NAPIER: He bought medals off Trade Me, pinned them to his chest and made up elaborate tales about life as an SAS soldier.
New Zealand man Yordan Militch captivated crowds with stories of picking off the enemy as a sniper, and saving his mates from dangerous situations.
But his tall tales came to police attention after he spoke at an educational course last year.
He admitted yesterday that he just got carried away.
"I thought I was something I wasn't, and that was it."
Mr Militch pinned six medals to his chest when he spoke at the Landmark Forum in Hastings and described himself as one of the most decorated soldiers in New Zealand, the police summary presented to the Napier District Court said.
He explained what it was like serving in Afghanistan and East Timor, and while deployed as a sniper in Ireland.
Mr Militch claimed he was awarded two medals for saving his mates, while the others recognised his peacekeeping efforts.
In reality, Mr Militch is a family man living in a house he built overlooking the sea on the Hawke's Bay coast.

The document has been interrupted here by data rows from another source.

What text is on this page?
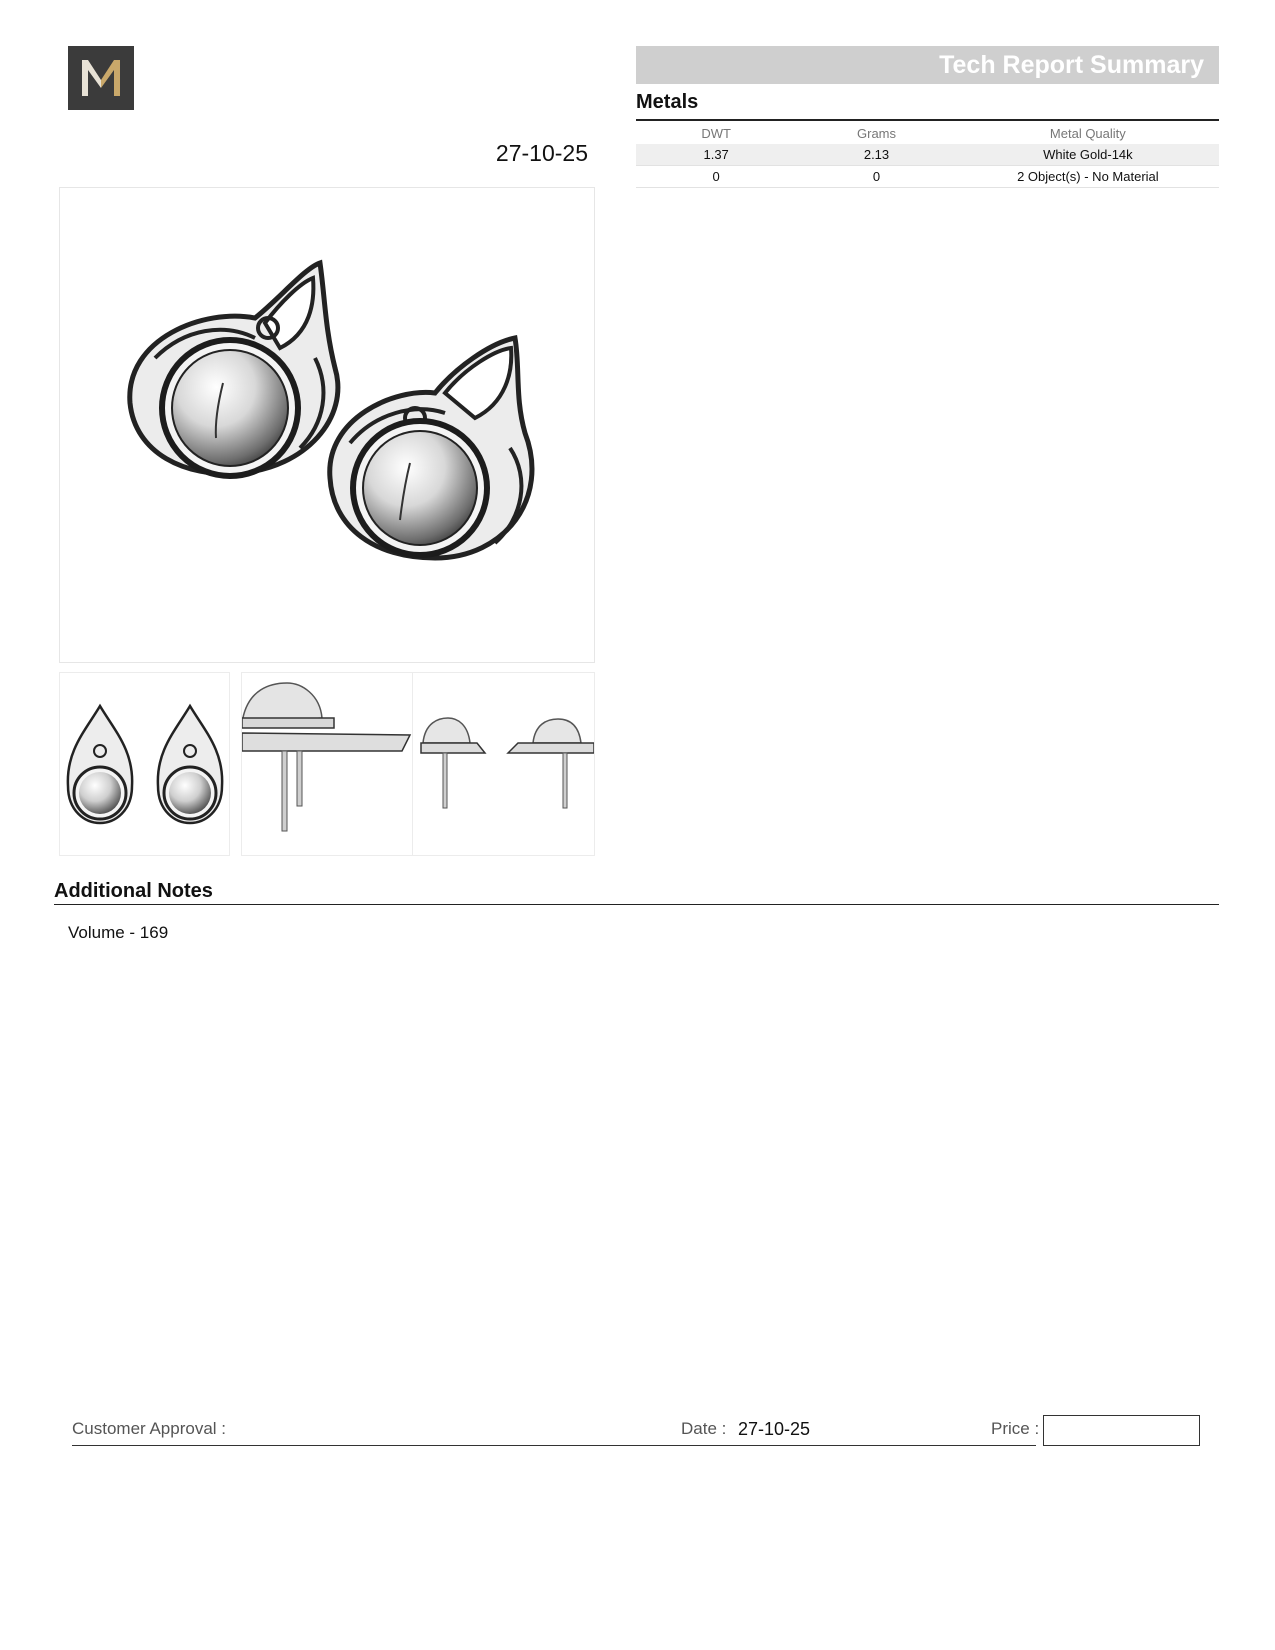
27-10-25
Tech Report Summary
Metals
DWT	Grams	Metal Quality
1.37	2.13	White Gold-14k
0	0	2 Object(s) - No Material
Additional Notes
Volume - 169
Customer Approval :	Date : 27-10-25	Price :
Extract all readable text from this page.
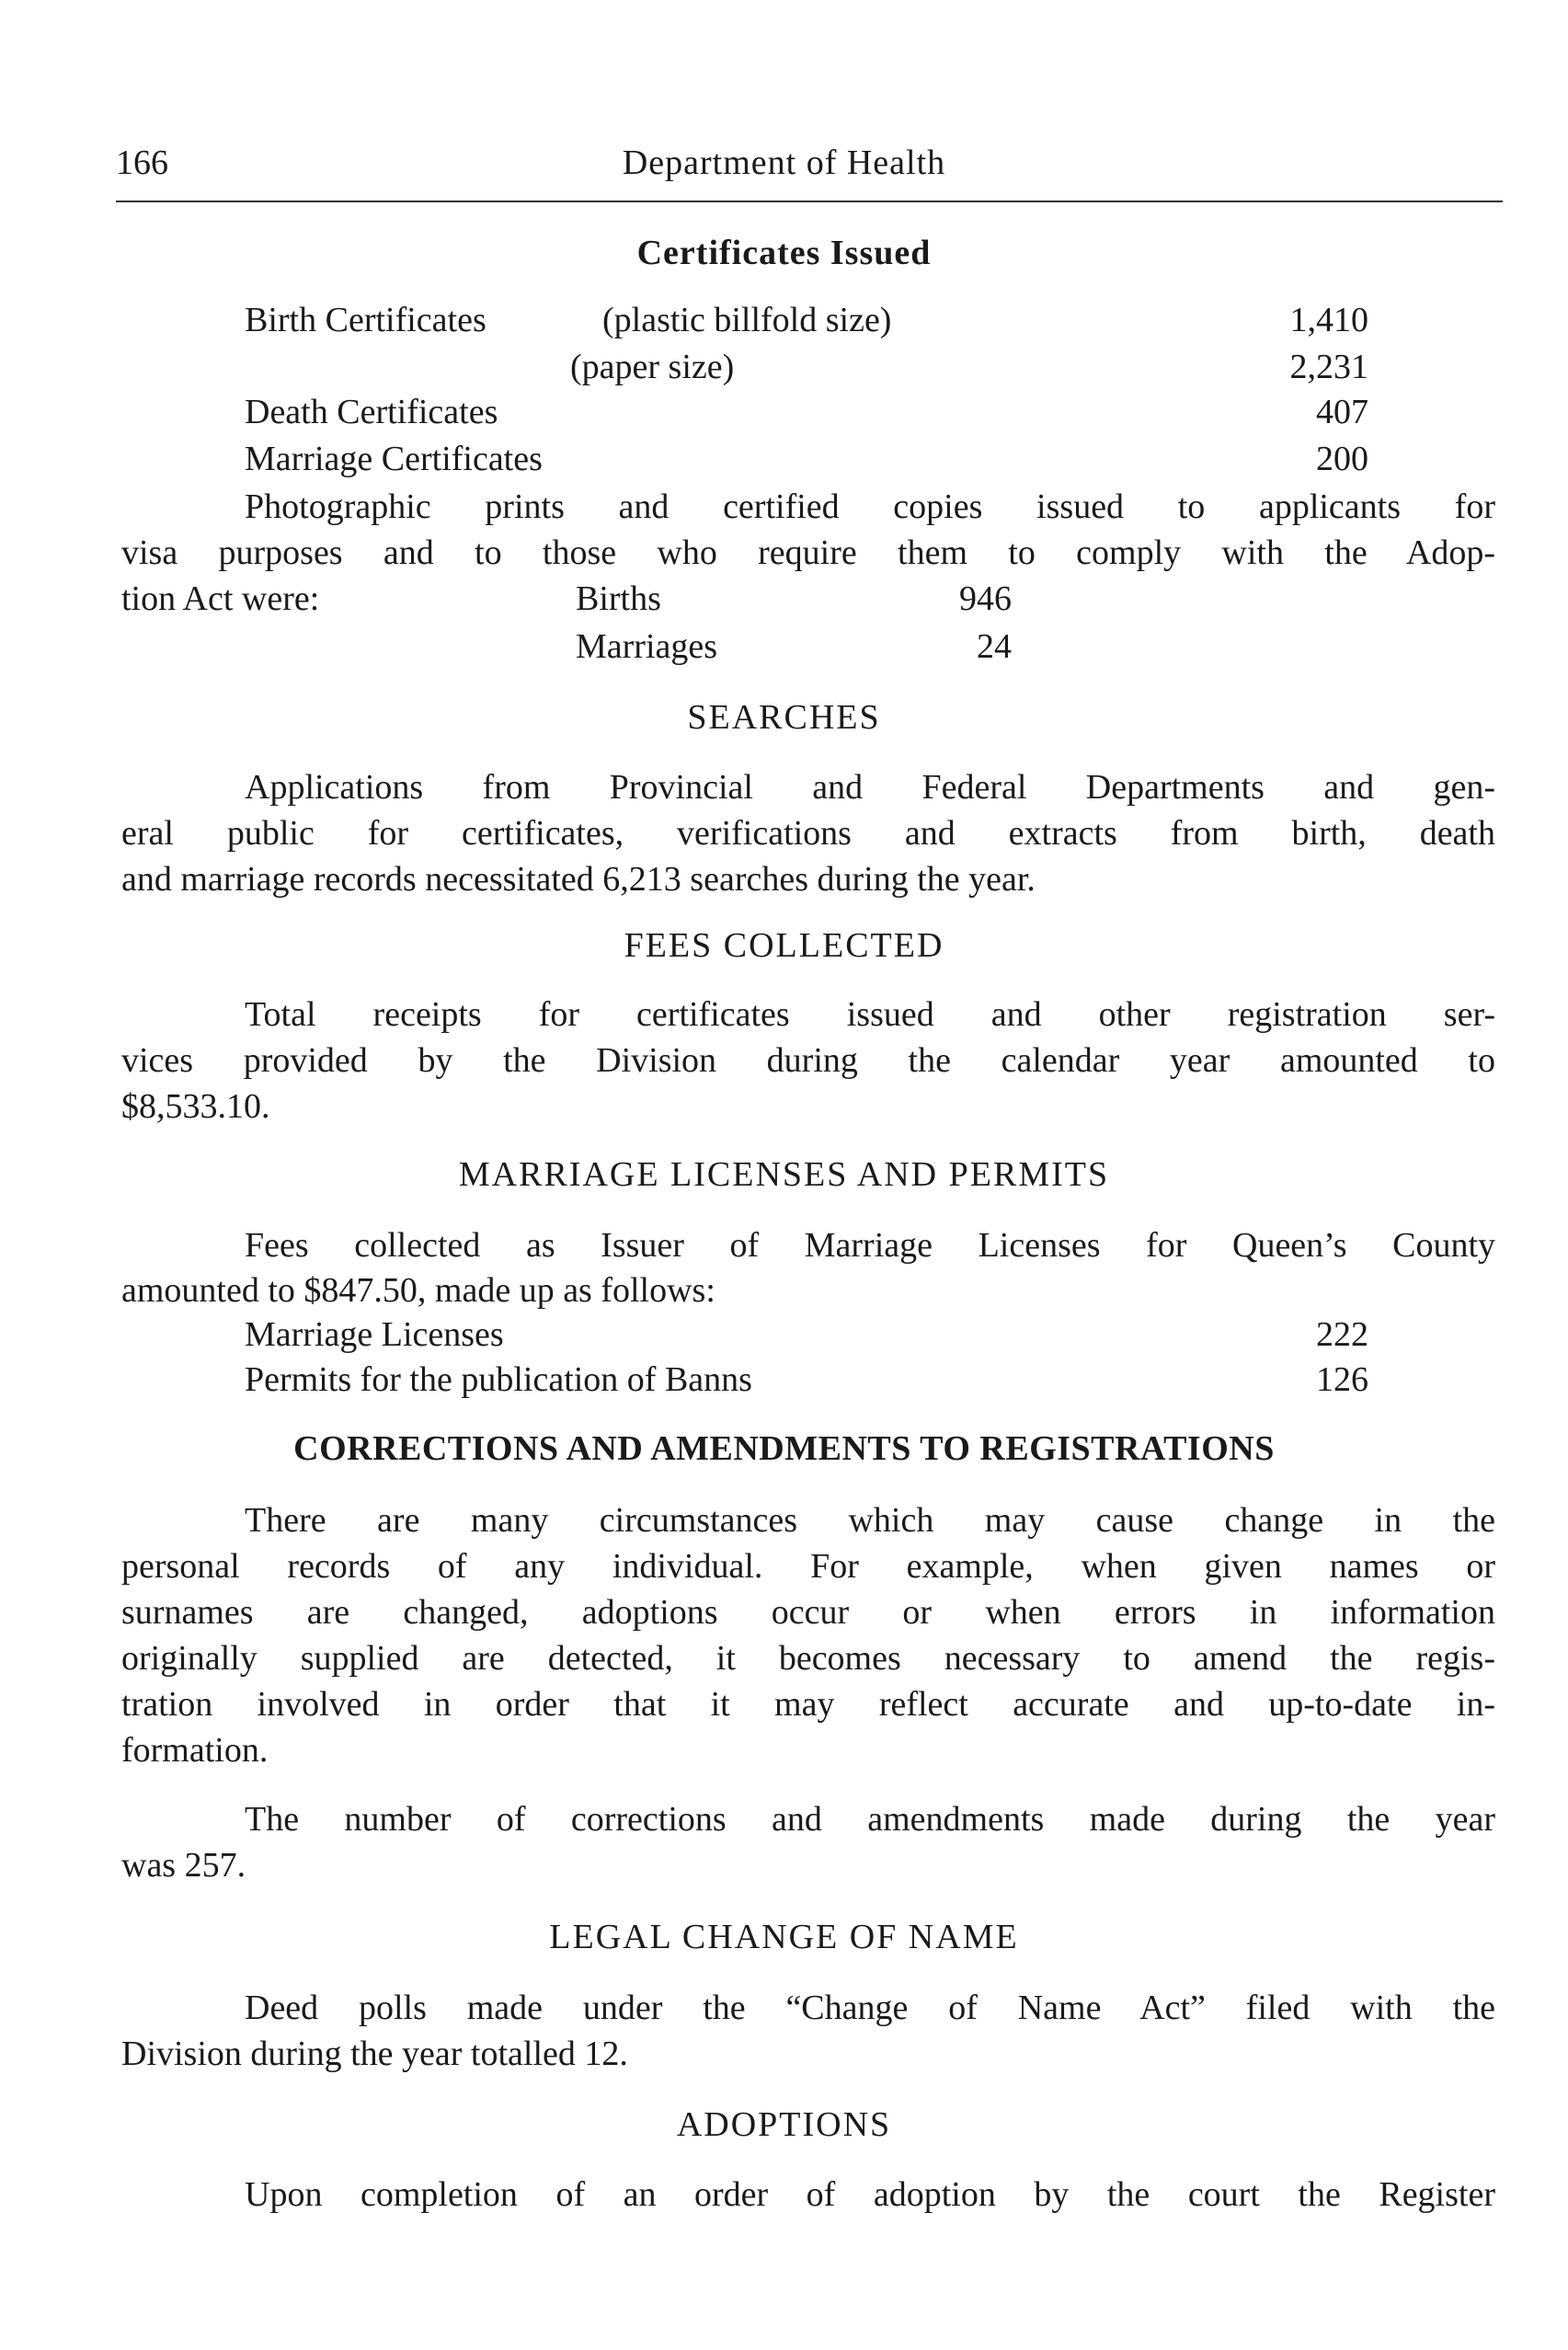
166	Department of Health
Certificates Issued
Birth Certificates	(plastic billfold size)	1,410
(paper size)	2,231
Death Certificates	407
Marriage Certificates	200
Photographic prints and certified copies issued to applicants for
visa purposes and to those who require them to comply with the Adop-
tion Act were:	Births	946
Marriages	24
SEARCHES
Applications from Provincial and Federal Departments and gen-
eral public for certificates, verifications and extracts from birth, death
and marriage records necessitated 6,213 searches during the year.
FEES COLLECTED
Total receipts for certificates issued and other registration ser-
vices provided by the Division during the calendar year amounted to
$8,533.10.
MARRIAGE LICENSES AND PERMITS
Fees collected as Issuer of Marriage Licenses for Queen’s County
amounted to $847.50, made up as follows:
Marriage Licenses	222
Permits for the publication of Banns	126
CORRECTIONS AND AMENDMENTS TO REGISTRATIONS
There are many circumstances which may cause change in the
personal records of any individual. For example, when given names or
surnames are changed, adoptions occur or when errors in information
originally supplied are detected, it becomes necessary to amend the regis-
tration involved in order that it may reflect accurate and up-to-date in-
formation.
The number of corrections and amendments made during the year
was 257.
LEGAL CHANGE OF NAME
Deed polls made under the “Change of Name Act” filed with the
Division during the year totalled 12.
ADOPTIONS
Upon completion of an order of adoption by the court the Register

He served in the artillery division of New Zealand Defence Force between February 2002 and February 2004 at Linton. He was never deployed overseas and did not serve with the SAS.
"I made a dumb mistake, and that was it," he told The Dominion Post yesterday.
Mr Militch said the military had rung him up and called him an idiot.
He agreed. He regrets that he elaborated "just a bit".
Mr Militch pleaded guilty to breaching the Military Decorations and Distinctive Badges Act 1918 when he appeared in the court this week. He was convicted, fined $NZ300 and ordered to pay $NZ150 court costs.
The builder said wanted to apologise to everyone he had fooled, including students at Lindisfarne College a few years ago.
He was taking boot camps in Hawke's Bay at the time, and was recommended to the school as an inspiring speaker.
"At first he was very convincing, but some things didn't ring true," college rector Ken MacLeod said.
Mr Militch told the school he was a sniper deployed overseas and at one point had Saddam Hussein in his sights. Mr MacLeod became suspicious and contacted parents with military connections. He believed they passed on the suspicions to the Defence Force and the police.
Mr Militch said his family were shocked to learn about his escapades but remained supportive.